Joint pain is a common aspect of growing older but relief is close to hand

Medical Matters with Dr Kevin McCarroll

Aches and pains are common with advancing age and contribute to significant disability, pain, loss of function and quality of life. Osteoarthritis is the commonest cause of joint pain occurring in over 400,000 people in Ireland and affecting over 50% of those aged over 65. It predominantly affects the weight bearing joints of the back, hips, knees and ankles and also frequently involves the neck, shoulders, hands and feet.

For several decades, osteoarthritis was considered to be simply a ‘wear and tear’ disease due to excessive mechanical loading and/or injuries to our joints. However, it is now believed to have more complex multi-factorial causes which may explain why some people and not others develop it later in life. These include genetic as well as physical factors such as joint alignment, bone anatomy, physical activity and movements, muscle strength and lifestyle factors such as smoking,

Osteoarthritis is characterised by inflammation in and round the joints and damage to the cartilage that covers the bones that normally allows for easy movement without friction. In time, the joint space becomes narrowed and the articulating bones are damaged and eventually make direct contact with each other. Forced physical activity and increased loads and twisting forces on the joints will increase the risk of disease particularly in the hips and knees.

Poor posture can also contribute to osteoarthritis of the spine and shoulders. Repetitive micro-trauma related to occupational or lifestyle activities such as climbing, kneeling, lifting or typing can also cause permanent damage in the joints over time.

As we age, there is reduced capacity to regenerate this cartilage. Beyond this, evidence also supports a role for chronic inflammation in the joint mediated by factors such as smoking and obesity. There is also a significant genetic component with up to 80 genes implicated and with a well-established increased risk in those with a family history.

The symptoms due to osteoarthritis may be initially quite mild and indeed the diagnosis can be missed. Pain in the joints may be episodic and only occur after longer periods of weight bearing or use. However, as it progresses this becomes more frequent and in more advanced cases pain can be constant and occur at rest.

Stiffness

There can be joint stiffness (especially in the morning), reduced range of movement at the joints and swelling in the hands, knee and ankle. In the knees, there is frequently pain on walking upstairs or an incline.

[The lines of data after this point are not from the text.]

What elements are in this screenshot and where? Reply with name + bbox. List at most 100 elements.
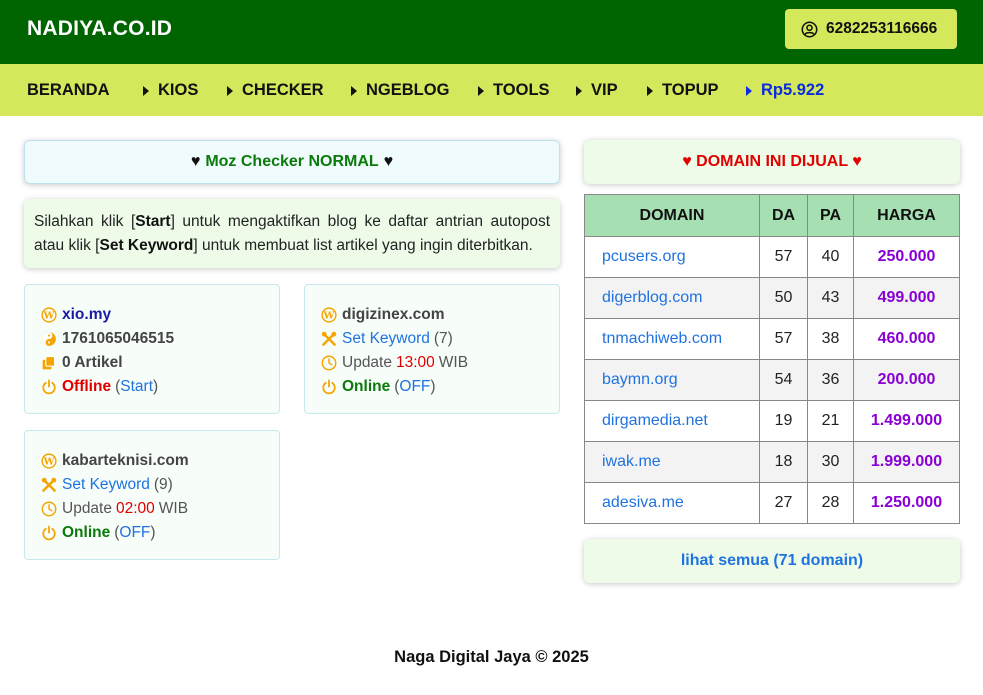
da-cell: 57 bbox=[759, 318, 808, 360]
domain-link[interactable]: pcusers.org bbox=[584, 236, 760, 278]
nav-beranda[interactable]: BERANDA bbox=[27, 81, 110, 100]
da-cell: 27 bbox=[759, 482, 808, 524]
moz-checker-title: ♥ Moz Checker NORMAL ♥ bbox=[24, 140, 560, 184]
update-time: 13:00 bbox=[395, 354, 435, 371]
off-button[interactable]: OFF bbox=[119, 521, 150, 545]
main-nav: BERANDA KIOS CHECKER NGEBLOG TOOLS VIP T… bbox=[0, 64, 983, 116]
price-cell: 460.000 bbox=[853, 318, 960, 360]
blog-card: W kabarteknisi.com Set Keyword (9) Updat… bbox=[24, 430, 280, 560]
user-circle-icon bbox=[801, 21, 818, 37]
wordpress-icon: W bbox=[41, 307, 57, 323]
blog-name-link[interactable]: kabarteknisi.com bbox=[62, 449, 189, 473]
paren: ) bbox=[430, 378, 436, 395]
nav-vip[interactable]: VIP bbox=[576, 81, 618, 100]
caret-right-icon bbox=[351, 85, 357, 96]
blog-id: 1761065046515 bbox=[62, 330, 175, 347]
info-box: Silahkan klik [Start] untuk mengaktifkan… bbox=[24, 199, 560, 268]
svg-text:W: W bbox=[323, 311, 335, 322]
nav-kios[interactable]: KIOS bbox=[143, 81, 198, 100]
clock-icon bbox=[41, 501, 57, 517]
wordpress-icon: W bbox=[41, 453, 57, 469]
blog-keyword-row: Set Keyword (7) bbox=[321, 327, 543, 351]
column-header-da: DA bbox=[759, 194, 808, 237]
wordpress-icon: W bbox=[321, 307, 337, 323]
blog-update-row: Update 13:00 WIB bbox=[321, 351, 543, 375]
nav-checker[interactable]: CHECKER bbox=[227, 81, 324, 100]
nav-tools[interactable]: TOOLS bbox=[478, 81, 550, 100]
blog-name-link[interactable]: xio.my bbox=[62, 303, 111, 327]
start-button[interactable]: Start bbox=[120, 375, 153, 399]
timezone: WIB bbox=[438, 354, 469, 371]
caret-right-icon bbox=[478, 85, 484, 96]
phone-number: 6282253116666 bbox=[826, 20, 938, 37]
table-row: pcusers.org 57 40 250.000 bbox=[584, 236, 960, 278]
info-setkeyword-keyword: Set Keyword bbox=[99, 237, 194, 254]
set-keyword-link[interactable]: Set Keyword bbox=[342, 327, 430, 351]
column-header-domain: DOMAIN bbox=[584, 194, 760, 237]
table-row: dirgamedia.net 19 21 1.499.000 bbox=[584, 400, 960, 442]
update-time: 02:00 bbox=[115, 500, 155, 517]
keyword-count: (9) bbox=[153, 476, 173, 493]
info-text: Silahkan klik [ bbox=[34, 213, 136, 230]
info-text: ] untuk membuat list artikel yang ingin … bbox=[193, 237, 533, 254]
price-cell: 499.000 bbox=[853, 277, 960, 319]
pa-cell: 28 bbox=[807, 482, 854, 524]
blog-articles-row: 0 Artikel bbox=[41, 351, 263, 375]
copy-icon bbox=[42, 356, 56, 370]
nav-ngeblog[interactable]: NGEBLOG bbox=[351, 81, 449, 100]
domain-link[interactable]: tnmachiweb.com bbox=[584, 318, 760, 360]
column-header-pa: PA bbox=[807, 194, 854, 237]
caret-right-icon bbox=[647, 85, 653, 96]
table-row: tnmachiweb.com 57 38 460.000 bbox=[584, 318, 960, 360]
nav-topup[interactable]: TOPUP bbox=[647, 81, 719, 100]
domain-link[interactable]: baymn.org bbox=[584, 359, 760, 401]
nav-topup-label: TOPUP bbox=[662, 81, 719, 99]
domain-link[interactable]: iwak.me bbox=[584, 441, 760, 483]
blog-name-row: W kabarteknisi.com bbox=[41, 449, 263, 473]
info-start-keyword: Start bbox=[135, 213, 171, 230]
da-cell: 18 bbox=[759, 441, 808, 483]
column-header-price: HARGA bbox=[853, 194, 960, 237]
site-brand[interactable]: NADIYA.CO.ID bbox=[27, 17, 172, 41]
nav-tools-label: TOOLS bbox=[493, 81, 550, 99]
pa-cell: 21 bbox=[807, 400, 854, 442]
domain-link[interactable]: adesiva.me bbox=[584, 482, 760, 524]
caret-right-icon bbox=[576, 85, 582, 96]
off-button[interactable]: OFF bbox=[399, 375, 430, 399]
paren: ) bbox=[153, 378, 159, 395]
yin-yang-icon bbox=[42, 332, 56, 346]
power-icon bbox=[42, 379, 56, 395]
table-header-row: DOMAIN DA PA HARGA bbox=[584, 194, 960, 237]
nav-balance[interactable]: Rp5.922 bbox=[746, 81, 824, 100]
table-row: adesiva.me 27 28 1.250.000 bbox=[584, 482, 960, 524]
price-cell: 1.499.000 bbox=[853, 400, 960, 442]
tools-icon bbox=[41, 477, 57, 492]
nav-beranda-label: BERANDA bbox=[27, 81, 110, 99]
nav-balance-label: Rp5.922 bbox=[761, 81, 825, 99]
blog-name-link[interactable]: digizinex.com bbox=[342, 303, 445, 327]
set-keyword-link[interactable]: Set Keyword bbox=[62, 473, 150, 497]
update-label: Update bbox=[62, 500, 112, 517]
heart-icon: ♥ bbox=[383, 153, 394, 170]
see-all-domains-link[interactable]: lihat semua (71 domain) bbox=[584, 539, 960, 583]
clock-icon bbox=[321, 355, 337, 371]
caret-right-icon bbox=[746, 85, 752, 96]
blog-id-row: 1761065046515 bbox=[41, 327, 263, 351]
timezone: WIB bbox=[158, 500, 189, 517]
blog-status: Offline bbox=[62, 378, 112, 395]
nav-ngeblog-label: NGEBLOG bbox=[366, 81, 450, 99]
table-row: baymn.org 54 36 200.000 bbox=[584, 359, 960, 401]
blog-status: Online bbox=[62, 524, 111, 541]
tools-icon bbox=[321, 331, 337, 346]
power-icon bbox=[42, 525, 56, 541]
phone-button[interactable]: 6282253116666 bbox=[785, 9, 957, 49]
da-cell: 19 bbox=[759, 400, 808, 442]
blog-status-row: Online (OFF) bbox=[41, 521, 263, 545]
price-cell: 250.000 bbox=[853, 236, 960, 278]
nav-checker-label: CHECKER bbox=[242, 81, 324, 99]
blog-card: W digizinex.com Set Keyword (7) Update 1… bbox=[304, 284, 560, 414]
price-cell: 1.999.000 bbox=[853, 441, 960, 483]
domain-link[interactable]: dirgamedia.net bbox=[584, 400, 760, 442]
caret-right-icon bbox=[143, 85, 149, 96]
domain-link[interactable]: digerblog.com bbox=[584, 277, 760, 319]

In hip disease, pain can also be felt over the groin area and may radiate to the knee, but never into shin or foot which is nearly always due to nerve entrapment.

Diagnosis is based on history and/or clinical findings as well as plain x-ray of the joint. MRI is occasionally used to aid diagnosis as it is more sensitive and is particularly good at visualising soft tissues around the joint and ruling out other problems such disc disease in the spine, cartilage and muscle tears, and bursitis.

Exercise is an often ignored but important treatment option, and may be guided and tailored by physiotherapy.

It promotes correct movement and posture of our body and helps to maintain muscle strength which supports the joints.

Walking aids may help to relieve the pressure of affected joints as can splints and shoe insoles. 

Shorter periods of weight bearing with rest intervals can be helpful. Weight loss where appropriate is hugely important and can significantly reduce the mechanical load on joints and improve pain and joint mobility.

Heat or cold packs provide some symptomatic relief. Topical anti-inflammatories are effective in reducing pain over more superficial joints such as the knee and hands, and have little or no side effects as they are only locally absorbed.

For mild pain, paracetamol may be helpful and despite a recent analysis of several studies this year showing a minimal affect it remains a safe and practical option.

Glucosamine sulphate and chondroitin sulphate (supplements that may help in cartilage regeneration) are available over the counter and may reduce pain but studies are conflicting and where shown, the benefit is small.

Whilst oral anti-inflammatories are very effective in controlling pain, side effects including peptic ulcer disease and worsening renal function mean that in general they should be avoided or only used in the short term or sparingly.

Opioid or morphine based painkillers are effective but they can cause drowsiness so it is important to start a low dose.

Low dose opioid patches which can be applied on the skin once a week are a good alternative to tablets as they provide continuous background pain relief and their dose can be adjusted easily.

For severe osteoarthritis of the knee, steroid injections into the joint can reduce pain but the effect is often only short-term. However, they can be repeated and may avoid the need to use increasing doses of other medications.

Finally, if osteoarthritis is severe and/or pain is difficult to control then a joint replacement or resurfacing will be required. Hip and knee replacements are commonest but other joints including the shoulder can be done.